‘Climate Chaos’ was the title of a leaflet I was handed in the main shopping centre of the town I live in. I was given it by a young woman who was also keen to engage me in conversation and let me know about the purpose of the leaflet and the group of people she was part of who were using a loudhailer to put their point across to passers-by.
She told me that fossil fuels were polluting the environment and were the main cause of climate change and the best thing I could do was to get involved in her group’s cause and spread their arguments among the local community. The group was Extinction Rebellion (XR) Cymru.
Barclays and the government
I said I found it admirable that a group of young people cared enough about the state of the world to dedicate their time and energy in trying and improve it, but I wondered whether they were on quite the right track. She asked me what I meant and I pointed to a couple of the things I’d seen in the leaflet, in particular the statement that ‘government and Barclays are both criminally responsible for destroying our future’. I asked her how she thought that different policies by either could really make a significant difference to pollution and climate change.
This could happen in two ways, she said. Firstly Barclays could stop investing in fossil fuels, since they were, in the words of the leaflet, ‘knowingly destroying the world that we depend on’. Secondly the government could ‘use our taxes to create a sustainable future’ and get HMRC to ‘stop banking with Barclays and use an ethical bank’.

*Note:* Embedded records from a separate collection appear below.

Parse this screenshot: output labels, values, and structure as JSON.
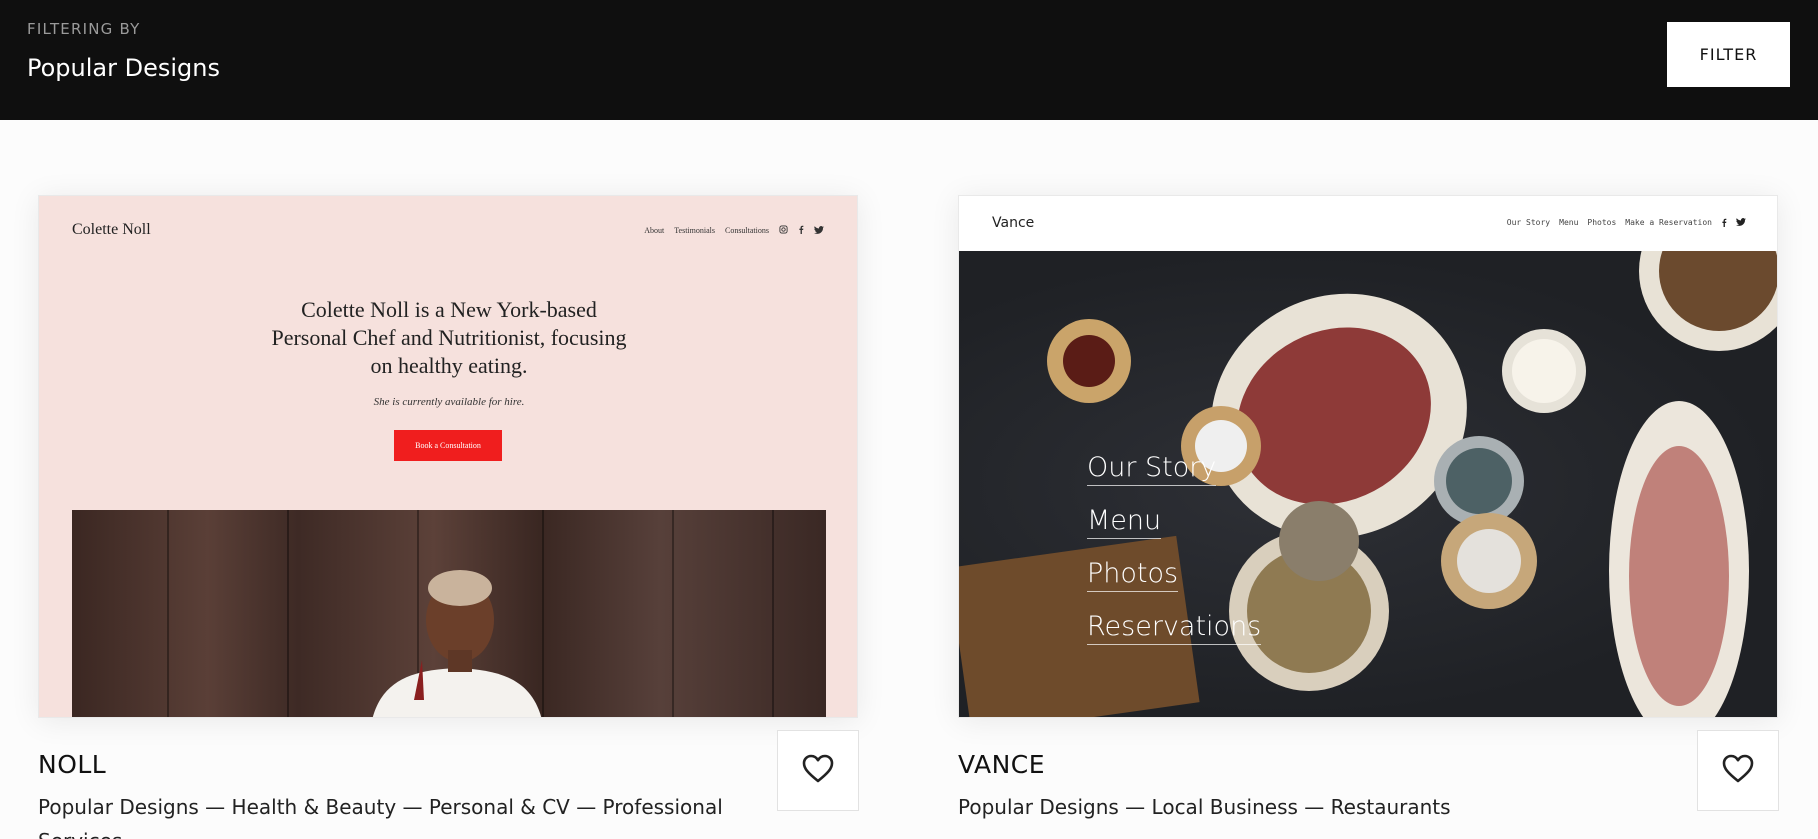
{
  "header": {
    "filter_label": "FILTERING BY",
    "filter_value": "Popular Designs",
    "filter_button": "FILTER"
  },
  "cards": [
    {
      "name": "NOLL",
      "tags": "Popular Designs  —  Health & Beauty  —  Personal & CV  —  Professional Services",
      "preview": {
        "brand": "Colette Noll",
        "nav": [
          "About",
          "Testimonials",
          "Consultations"
        ],
        "headline_lines": [
          "Colette Noll is a New York-based",
          "Personal Chef and Nutritionist, focusing",
          "on healthy eating."
        ],
        "subline": "She is currently available for hire.",
        "cta": "Book a Consultation"
      }
    },
    {
      "name": "VANCE",
      "tags": "Popular Designs  —  Local Business  —  Restaurants",
      "preview": {
        "brand": "Vance",
        "nav": [
          "Our Story",
          "Menu",
          "Photos",
          "Make a Reservation"
        ],
        "menu": [
          "Our Story",
          "Menu",
          "Photos",
          "Reservations"
        ]
      }
    }
  ],
  "icons": {
    "favorite": "heart-icon",
    "instagram": "instagram-icon",
    "facebook": "facebook-icon",
    "twitter": "twitter-icon"
  },
  "colors": {
    "header_bg": "#0f0f0f",
    "noll_bg": "#f6e1dd",
    "noll_cta": "#f01e1e",
    "vance_bg": "#23252a"
  }
}
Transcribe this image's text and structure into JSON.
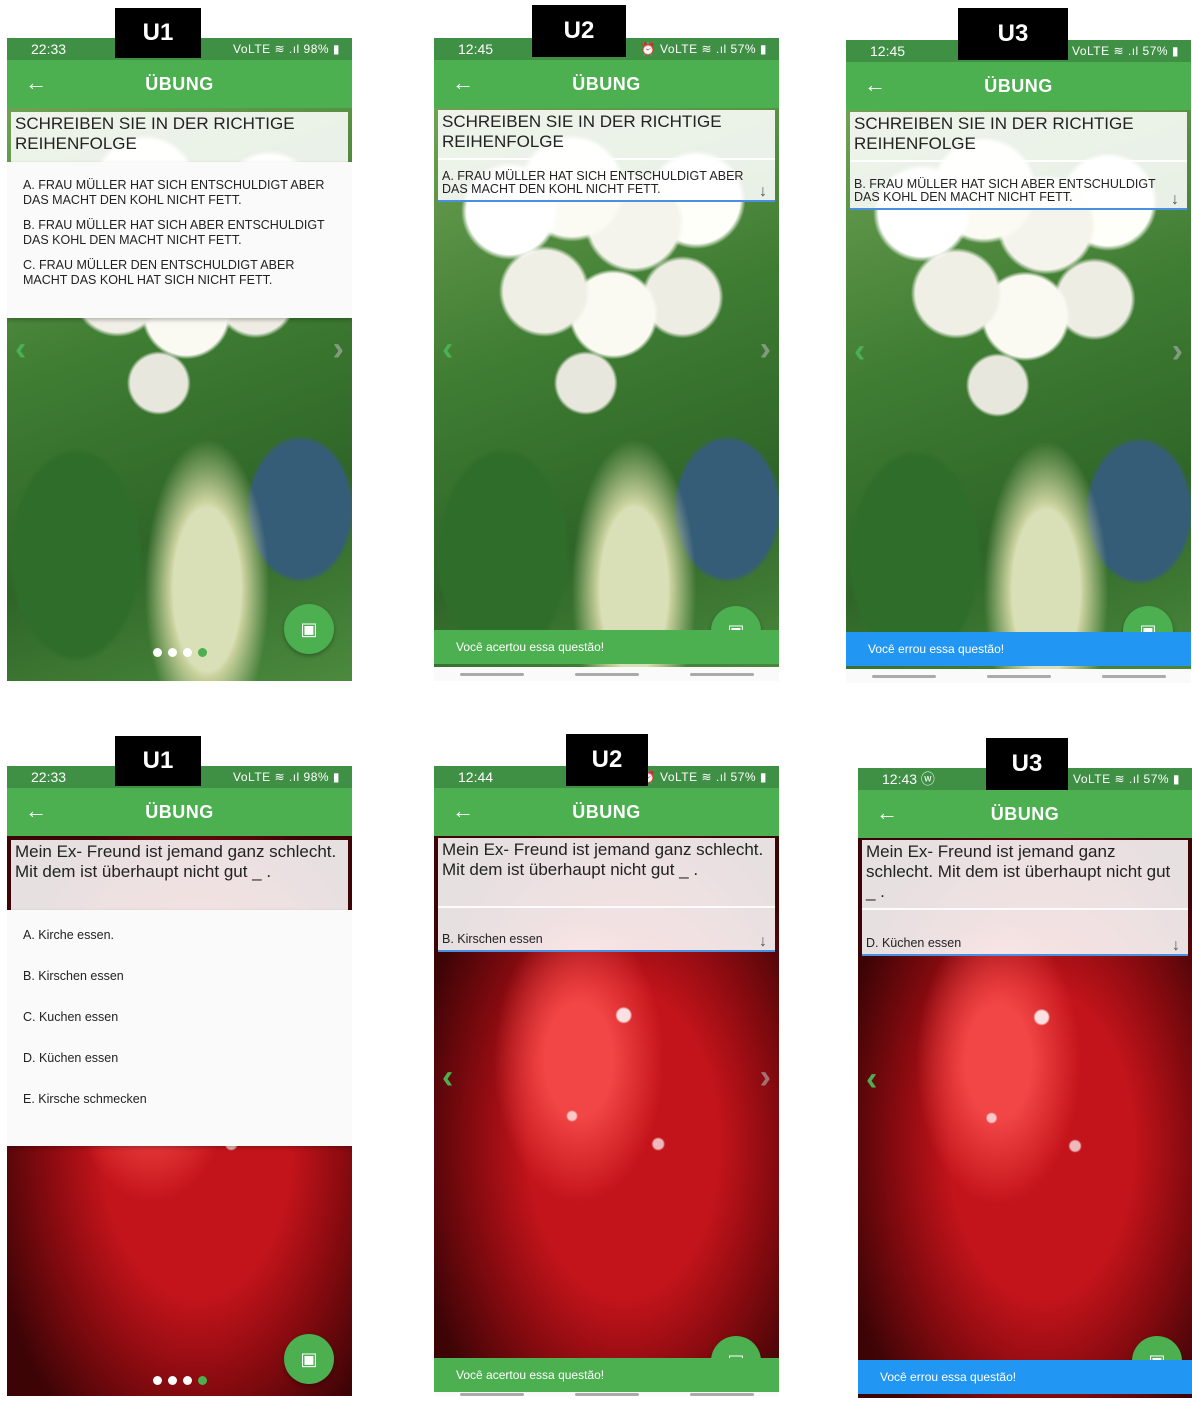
{
  "labels": [
    "U1",
    "U2",
    "U3"
  ],
  "app": {
    "title": "ÜBUNG",
    "back_icon": "arrow-left-icon"
  },
  "row1": {
    "question": "SCHREIBEN SIE IN DER RICHTIGE REIHENFOLGE",
    "options": [
      "A. FRAU MÜLLER HAT SICH ENTSCHULDIGT ABER DAS MACHT DEN KOHL NICHT FETT.",
      "B. FRAU MÜLLER HAT SICH ABER ENTSCHULDIGT DAS KOHL DEN MACHT NICHT FETT.",
      "C. FRAU MÜLLER DEN ENTSCHULDIGT ABER MACHT DAS KOHL HAT SICH NICHT FETT."
    ],
    "u1": {
      "time": "22:33",
      "status_right": "VoLTE ≋ .ıl 98% ▮"
    },
    "u2": {
      "time": "12:45",
      "status_right": "⏰ VoLTE ≋ .ıl 57% ▮",
      "selected": "A. FRAU MÜLLER HAT SICH ENTSCHULDIGT ABER DAS MACHT DEN KOHL NICHT FETT.",
      "snackbar": "Você acertou essa questão!"
    },
    "u3": {
      "time": "12:45",
      "status_right": "⏰ VoLTE ≋ .ıl 57% ▮",
      "selected": "B. FRAU MÜLLER HAT SICH ABER ENTSCHULDIGT DAS KOHL DEN MACHT NICHT FETT.",
      "snackbar": "Você errou essa questão!"
    }
  },
  "row2": {
    "question": "Mein Ex- Freund ist jemand ganz schlecht. Mit dem ist überhaupt nicht gut _ .",
    "options": [
      "A. Kirche essen.",
      "B. Kirschen essen",
      "C. Kuchen essen",
      "D. Küchen essen",
      "E. Kirsche schmecken"
    ],
    "u1": {
      "time": "22:33",
      "status_right": "VoLTE ≋ .ıl 98% ▮"
    },
    "u2": {
      "time": "12:44",
      "status_right": "⏰ VoLTE ≋ .ıl 57% ▮",
      "selected": "B. Kirschen essen",
      "snackbar": "Você acertou essa questão!"
    },
    "u3": {
      "time": "12:43 ⓦ",
      "status_right": "⏰ VoLTE ≋ .ıl 57% ▮",
      "selected": "D. Küchen essen",
      "snackbar": "Você errou essa questão!"
    }
  },
  "colors": {
    "appbar": "#4caf50",
    "success": "#4caf50",
    "error": "#2196f3"
  }
}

I told her I understood the group’s objectives and appreciated their determination to get XR’s message across in such a public way. But I also asked her whether she didn’t think that, even if they succeeded in putting enough pressure on the government and Barclays to get them to change their environmental policies, it would be more than just a drop on the ocean and do much to change the basic situation of ever increasing degradation of the eco-system.
A different take
I could tell by the look on her face that this didn’t please her and her rather sharp response was to ask me what I was doing about it. This was unexpectedly good for me, because it gave me the opportunity to say what I wanted to say but was worried that, if I simply came out with it unsolicited, it might seem preachy or dismissive of her efforts. And I didn’t want to have that effect, since then she probably wouldn’t listen to me seriously.
So as briefly and in as broad brush a way as possible, I tried to outline the position that the Socialist Party takes on the environment and climate change. I suggested that it wasn’t a freestanding problem but one of a whole range of problems that the profit-driven society we live in creates, meaning that even if we managed to alleviate one of those problems piecemeal, we would not actually solve it (since the need for economic expansion and profit would remain key) and anyway all the other problems implicit in the system (eg poverty, inequality, war, alienation) would remain and continue to torment us. I went on to say that I do my best to communicate to my fellow-workers, people just like herself, instead of trying to change bits of the current system, to unite together to bring in a completely different kind of world society, based on voluntary work, democratic decision-making and free access to all goods and services – so no money or wages, no buying and selling, no leaders or led, no borders or frontiers. And with a final flourish, I announced that this would only be possible once a majority of us wanted it and were prepared to take democratic action to bring it about.
Baby steps
I didn’t know quite what to expect as a response, so I was relieved to find her nodding and saying something like ‘sounds good, but… but it’s a long way off and we’ve got to do something in the meantime’. So, though I was pleased that any hostility seemed to have melted away, her stock ‘in the meantime’ response was still a barrier which I knew I wasn’t going to be able to overcome in a short discussion, especially as she was now going to want to give out more leaflets and speak to more people. It didn’t seem right to try to detain her either, but I could at least hope that, having implanted a new idea in her mind, once the day’s leafleting and campaigning had finished, she might reflect on that idea and wonder whether it wasn’t worth considering further.
I would have liked to have had a Socialist Standard with me to give her but I didn’t. However, I’d mentioned the name of the Socialist Party of Great Britain, so that might stick in her mind and maybe, who knows, bring her to the Party’s website? And I was encouraged that her parting shot was that she understood what I was saying and realised that what XR were advocating was only ‘baby steps’, but it was surely better than nothing and she didn’t see that their aims and the Socialist Party’s were incompatible. I didn’t think it was a good idea to disagree with that, even though what I would have liked to say was that it was worth thinking about whether XR’s aims, even in the unlikely event they were fulfilled within the current system, would bring us any nearer to the establishment of a socialist world which was the only feasible way to ensure the survival and indeed the flourishing of the natural environment and of all its living creatures.